Do you think that is as important in this case?

It's not super important, it's just something that we made a conscious choice to avoid after hitting issues with our original downstream implementation. I'm not too bothered about the CSE side of things, it's more to keep the patterns maintainable. For example, if SVE gains a predicated add/sub imm instruction then you start needing to duplicate these patterns. Of course this can be refactored when such value can be gained so it's not a demand just a suggestion. I'd have a stronger view if AArch64add_m1 existed as an ISD node but it doesn't so I'm happy either way.

paulwalker-arm added inline comments.Nov 24 2022, 5:18 AM
llvm/lib/Target/AArch64/AArch64SVEInstrInfo.td
3160

There's never a good reason to add unused patterns so you should pick one way or the other. For what it's worth I think consistency is best so if the isel patterns work best for sext and there's no downside to using them for zext then I'd prefer to revert the original work once this patch lands.

Address comments

NicolaLancellotti marked an inline comment as done.Nov 24 2022, 6:56 AM

I think the H/S/D should be 255 too, according to https://godbolt.org/z/zcYcdGjfh. It looks like it's a 8bit encoding, that gets treated as a signed value so 255 becomes -1.

You are right. Done.

I addressed the comments, if you agree, I'll proceed to revert the "Canonicalize ZERO_EXTEND to VSELECT" patch and land this patch.

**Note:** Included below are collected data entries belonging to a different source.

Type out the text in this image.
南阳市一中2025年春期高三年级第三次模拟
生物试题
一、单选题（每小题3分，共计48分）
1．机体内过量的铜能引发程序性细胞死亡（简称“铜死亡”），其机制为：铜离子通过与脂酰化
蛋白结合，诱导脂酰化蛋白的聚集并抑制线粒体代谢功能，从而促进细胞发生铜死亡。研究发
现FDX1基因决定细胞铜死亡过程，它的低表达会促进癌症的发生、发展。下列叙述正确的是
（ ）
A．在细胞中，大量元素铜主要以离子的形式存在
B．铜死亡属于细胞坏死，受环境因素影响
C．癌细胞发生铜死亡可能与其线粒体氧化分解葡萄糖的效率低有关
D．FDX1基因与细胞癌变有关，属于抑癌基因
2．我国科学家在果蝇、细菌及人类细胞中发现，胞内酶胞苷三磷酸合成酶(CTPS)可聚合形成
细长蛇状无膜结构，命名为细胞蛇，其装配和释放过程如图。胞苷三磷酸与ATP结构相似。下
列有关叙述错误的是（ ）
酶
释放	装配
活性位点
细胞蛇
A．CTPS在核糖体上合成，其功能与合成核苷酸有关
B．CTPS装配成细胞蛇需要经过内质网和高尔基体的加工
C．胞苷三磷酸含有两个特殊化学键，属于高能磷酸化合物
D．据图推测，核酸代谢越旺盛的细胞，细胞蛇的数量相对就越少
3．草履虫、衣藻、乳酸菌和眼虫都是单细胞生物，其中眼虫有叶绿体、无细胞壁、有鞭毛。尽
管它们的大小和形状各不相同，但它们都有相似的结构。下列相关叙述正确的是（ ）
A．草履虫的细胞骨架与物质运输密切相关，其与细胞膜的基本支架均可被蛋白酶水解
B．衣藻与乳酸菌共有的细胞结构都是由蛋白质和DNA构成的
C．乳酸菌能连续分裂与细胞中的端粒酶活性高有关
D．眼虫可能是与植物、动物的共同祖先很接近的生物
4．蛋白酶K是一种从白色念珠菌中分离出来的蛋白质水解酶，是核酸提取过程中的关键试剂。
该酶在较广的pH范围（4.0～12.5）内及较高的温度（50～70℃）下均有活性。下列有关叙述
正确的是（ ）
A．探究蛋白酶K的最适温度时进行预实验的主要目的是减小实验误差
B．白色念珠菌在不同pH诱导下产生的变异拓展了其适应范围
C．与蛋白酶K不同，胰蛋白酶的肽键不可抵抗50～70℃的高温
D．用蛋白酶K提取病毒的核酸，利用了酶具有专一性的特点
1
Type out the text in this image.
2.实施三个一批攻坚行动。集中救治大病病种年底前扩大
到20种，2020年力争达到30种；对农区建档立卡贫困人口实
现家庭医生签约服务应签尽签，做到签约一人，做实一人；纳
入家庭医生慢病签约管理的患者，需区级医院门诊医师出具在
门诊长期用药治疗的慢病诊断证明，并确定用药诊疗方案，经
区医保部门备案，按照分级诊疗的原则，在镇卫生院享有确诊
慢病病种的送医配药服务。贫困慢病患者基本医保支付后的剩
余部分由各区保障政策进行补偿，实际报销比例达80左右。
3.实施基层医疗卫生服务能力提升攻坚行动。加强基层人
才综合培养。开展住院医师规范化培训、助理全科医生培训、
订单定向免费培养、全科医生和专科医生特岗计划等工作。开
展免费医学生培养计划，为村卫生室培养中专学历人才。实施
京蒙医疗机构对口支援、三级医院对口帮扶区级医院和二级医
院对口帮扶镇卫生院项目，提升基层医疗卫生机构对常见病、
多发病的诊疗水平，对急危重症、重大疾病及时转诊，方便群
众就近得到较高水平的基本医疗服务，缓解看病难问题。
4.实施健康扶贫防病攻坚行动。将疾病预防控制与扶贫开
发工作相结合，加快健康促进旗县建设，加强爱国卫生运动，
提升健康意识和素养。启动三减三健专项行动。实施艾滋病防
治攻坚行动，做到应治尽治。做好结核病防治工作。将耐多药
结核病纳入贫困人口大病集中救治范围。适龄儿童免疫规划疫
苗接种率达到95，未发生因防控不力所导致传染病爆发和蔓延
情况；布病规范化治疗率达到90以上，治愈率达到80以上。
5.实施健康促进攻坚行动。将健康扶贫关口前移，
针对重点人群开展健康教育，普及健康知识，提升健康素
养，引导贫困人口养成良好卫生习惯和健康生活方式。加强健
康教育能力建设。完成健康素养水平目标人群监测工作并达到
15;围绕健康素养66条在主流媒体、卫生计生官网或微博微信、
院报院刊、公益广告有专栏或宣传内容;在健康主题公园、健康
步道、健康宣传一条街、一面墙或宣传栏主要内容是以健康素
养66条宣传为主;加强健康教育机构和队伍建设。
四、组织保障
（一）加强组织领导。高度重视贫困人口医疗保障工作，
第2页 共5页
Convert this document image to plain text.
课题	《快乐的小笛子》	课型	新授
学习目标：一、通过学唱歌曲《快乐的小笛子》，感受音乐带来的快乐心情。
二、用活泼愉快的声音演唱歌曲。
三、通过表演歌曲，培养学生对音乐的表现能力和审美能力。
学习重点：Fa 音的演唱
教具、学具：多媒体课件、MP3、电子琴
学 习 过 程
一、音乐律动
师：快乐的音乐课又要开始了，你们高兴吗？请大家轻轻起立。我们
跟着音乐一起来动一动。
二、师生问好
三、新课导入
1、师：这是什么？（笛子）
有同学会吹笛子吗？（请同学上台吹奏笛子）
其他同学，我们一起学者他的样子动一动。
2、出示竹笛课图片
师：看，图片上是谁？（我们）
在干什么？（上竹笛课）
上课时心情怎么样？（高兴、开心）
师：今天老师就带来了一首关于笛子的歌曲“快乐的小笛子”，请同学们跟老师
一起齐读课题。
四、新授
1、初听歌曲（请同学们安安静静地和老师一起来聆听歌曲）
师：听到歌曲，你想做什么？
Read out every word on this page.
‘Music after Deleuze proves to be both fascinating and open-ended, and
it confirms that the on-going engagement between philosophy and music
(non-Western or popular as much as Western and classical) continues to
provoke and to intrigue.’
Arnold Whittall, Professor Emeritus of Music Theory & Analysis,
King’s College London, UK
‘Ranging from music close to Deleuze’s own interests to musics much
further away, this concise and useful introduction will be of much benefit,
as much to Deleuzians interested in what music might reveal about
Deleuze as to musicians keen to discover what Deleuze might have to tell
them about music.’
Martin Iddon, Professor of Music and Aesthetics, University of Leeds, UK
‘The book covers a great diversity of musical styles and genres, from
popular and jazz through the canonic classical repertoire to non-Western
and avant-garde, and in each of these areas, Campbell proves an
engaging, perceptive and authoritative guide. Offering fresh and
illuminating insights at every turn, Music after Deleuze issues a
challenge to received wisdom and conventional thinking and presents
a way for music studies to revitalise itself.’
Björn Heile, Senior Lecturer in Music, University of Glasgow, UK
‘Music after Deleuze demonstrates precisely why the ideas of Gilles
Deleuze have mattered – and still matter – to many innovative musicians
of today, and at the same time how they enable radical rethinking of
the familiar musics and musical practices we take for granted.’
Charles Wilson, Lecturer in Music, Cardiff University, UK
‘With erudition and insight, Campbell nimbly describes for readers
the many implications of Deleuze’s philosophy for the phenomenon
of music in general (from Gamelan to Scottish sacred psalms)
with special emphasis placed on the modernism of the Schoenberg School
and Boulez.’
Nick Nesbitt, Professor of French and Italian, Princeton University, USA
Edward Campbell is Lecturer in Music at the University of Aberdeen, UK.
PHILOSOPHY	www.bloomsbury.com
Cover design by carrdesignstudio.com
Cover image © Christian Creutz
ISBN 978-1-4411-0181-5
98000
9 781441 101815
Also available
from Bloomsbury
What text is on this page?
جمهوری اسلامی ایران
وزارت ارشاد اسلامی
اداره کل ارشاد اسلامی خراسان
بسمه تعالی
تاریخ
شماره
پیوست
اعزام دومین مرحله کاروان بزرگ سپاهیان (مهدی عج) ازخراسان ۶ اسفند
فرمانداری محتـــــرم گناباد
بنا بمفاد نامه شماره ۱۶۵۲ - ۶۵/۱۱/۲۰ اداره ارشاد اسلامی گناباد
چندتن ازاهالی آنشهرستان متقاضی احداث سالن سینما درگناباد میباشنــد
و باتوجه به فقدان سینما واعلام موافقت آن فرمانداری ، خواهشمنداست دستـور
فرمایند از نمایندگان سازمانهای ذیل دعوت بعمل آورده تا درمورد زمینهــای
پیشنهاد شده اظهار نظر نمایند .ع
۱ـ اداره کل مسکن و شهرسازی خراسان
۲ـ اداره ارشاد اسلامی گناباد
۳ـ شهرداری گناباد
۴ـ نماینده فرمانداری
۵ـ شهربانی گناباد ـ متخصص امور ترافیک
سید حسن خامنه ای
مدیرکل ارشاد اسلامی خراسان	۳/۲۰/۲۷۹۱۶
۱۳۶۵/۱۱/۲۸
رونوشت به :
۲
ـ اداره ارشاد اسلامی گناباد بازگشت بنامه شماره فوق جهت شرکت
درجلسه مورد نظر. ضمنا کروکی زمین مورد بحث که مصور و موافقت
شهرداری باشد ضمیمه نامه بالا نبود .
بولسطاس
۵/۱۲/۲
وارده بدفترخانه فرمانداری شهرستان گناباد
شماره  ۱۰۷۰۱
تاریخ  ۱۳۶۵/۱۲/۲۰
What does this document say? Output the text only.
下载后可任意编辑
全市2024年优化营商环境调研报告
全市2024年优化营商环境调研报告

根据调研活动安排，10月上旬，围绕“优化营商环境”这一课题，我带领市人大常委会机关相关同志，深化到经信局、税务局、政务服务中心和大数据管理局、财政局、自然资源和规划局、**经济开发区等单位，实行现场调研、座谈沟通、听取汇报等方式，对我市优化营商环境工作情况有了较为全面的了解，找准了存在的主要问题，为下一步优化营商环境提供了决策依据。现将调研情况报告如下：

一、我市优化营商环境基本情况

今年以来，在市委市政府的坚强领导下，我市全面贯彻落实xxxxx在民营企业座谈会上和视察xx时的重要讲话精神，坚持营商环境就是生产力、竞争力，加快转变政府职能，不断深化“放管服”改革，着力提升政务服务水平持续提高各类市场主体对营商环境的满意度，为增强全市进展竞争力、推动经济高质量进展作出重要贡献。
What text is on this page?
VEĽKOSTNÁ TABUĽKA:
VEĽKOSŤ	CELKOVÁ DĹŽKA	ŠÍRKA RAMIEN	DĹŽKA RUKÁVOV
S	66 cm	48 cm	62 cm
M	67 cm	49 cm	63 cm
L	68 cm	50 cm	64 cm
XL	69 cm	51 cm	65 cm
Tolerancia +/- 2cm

I addressed the comments, if you agree, I'll proceed to revert the "Canonicalize ZERO_EXTEND to VSELECT" patch and land this patch.

Yes, I'm happy with that.

llvm/lib/Target/AArch64/AArch64SVEInstrInfo.td
3157–3159

It looks like you can merge these together.

3174–3175

Presumably you'll need zext variants of these patterns before reverting you're previous patch?

Perhaps it's worth canonicalising the constant just in case there are multiple instances of these operations. By which I mean:

add ZPR:$op, (sext ($pred)) -> SUB $op, $pred, DUP(1)
add ZPR:$op, (zext ($pred)) -> ADD $op, $pred, DUP(1)
sub ZPR:$op, (sext ($pred)) -> ADD $op, $pred, DUP(1)
sub ZPR:$op, (zext ($pred)) -> SUB $op, $pred, DUP(1)
llvm/test/CodeGen/AArch64/predicated-add-sub.ll
11–12

I know these are existing tests but is there a reason we don't just pass <vscale x 8 x i1> %v into the function?

Address comments

NicolaLancellotti marked 2 inline comments as done.Nov 28 2022, 2:55 AM
NicolaLancellotti added inline comments.
llvm/lib/Target/AArch64/AArch64SVEInstrInfo.td
3174–3175

As you can see from the tests, instead of subtracting 1, LLVM adds -1, which is the same.
So, we don't need them, do we?

llvm/test/CodeGen/AArch64/predicated-add-sub.ll
11–12

The tests were in a pre-commit test, I updated them.

paulwalker-arm accepted this revision.Nov 28 2022, 8:32 AM

Thanks @NicolaLancellotti. I still think it would be better to canonicalise to two variants (i.e. add/sub op, #1) instead of the current three, but that can be changed later is it turns out be advantageous.

llvm/lib/Target/AArch64/AArch64SVEInstrInfo.td
3174–3175

I see what you mean.

This revision is now accepted and ready to land.Nov 28 2022, 8:32 AM
This revision was landed with ongoing or failed builds.Nov 28 2022, 8:38 AM
This revision was automatically updated to reflect the committed changes.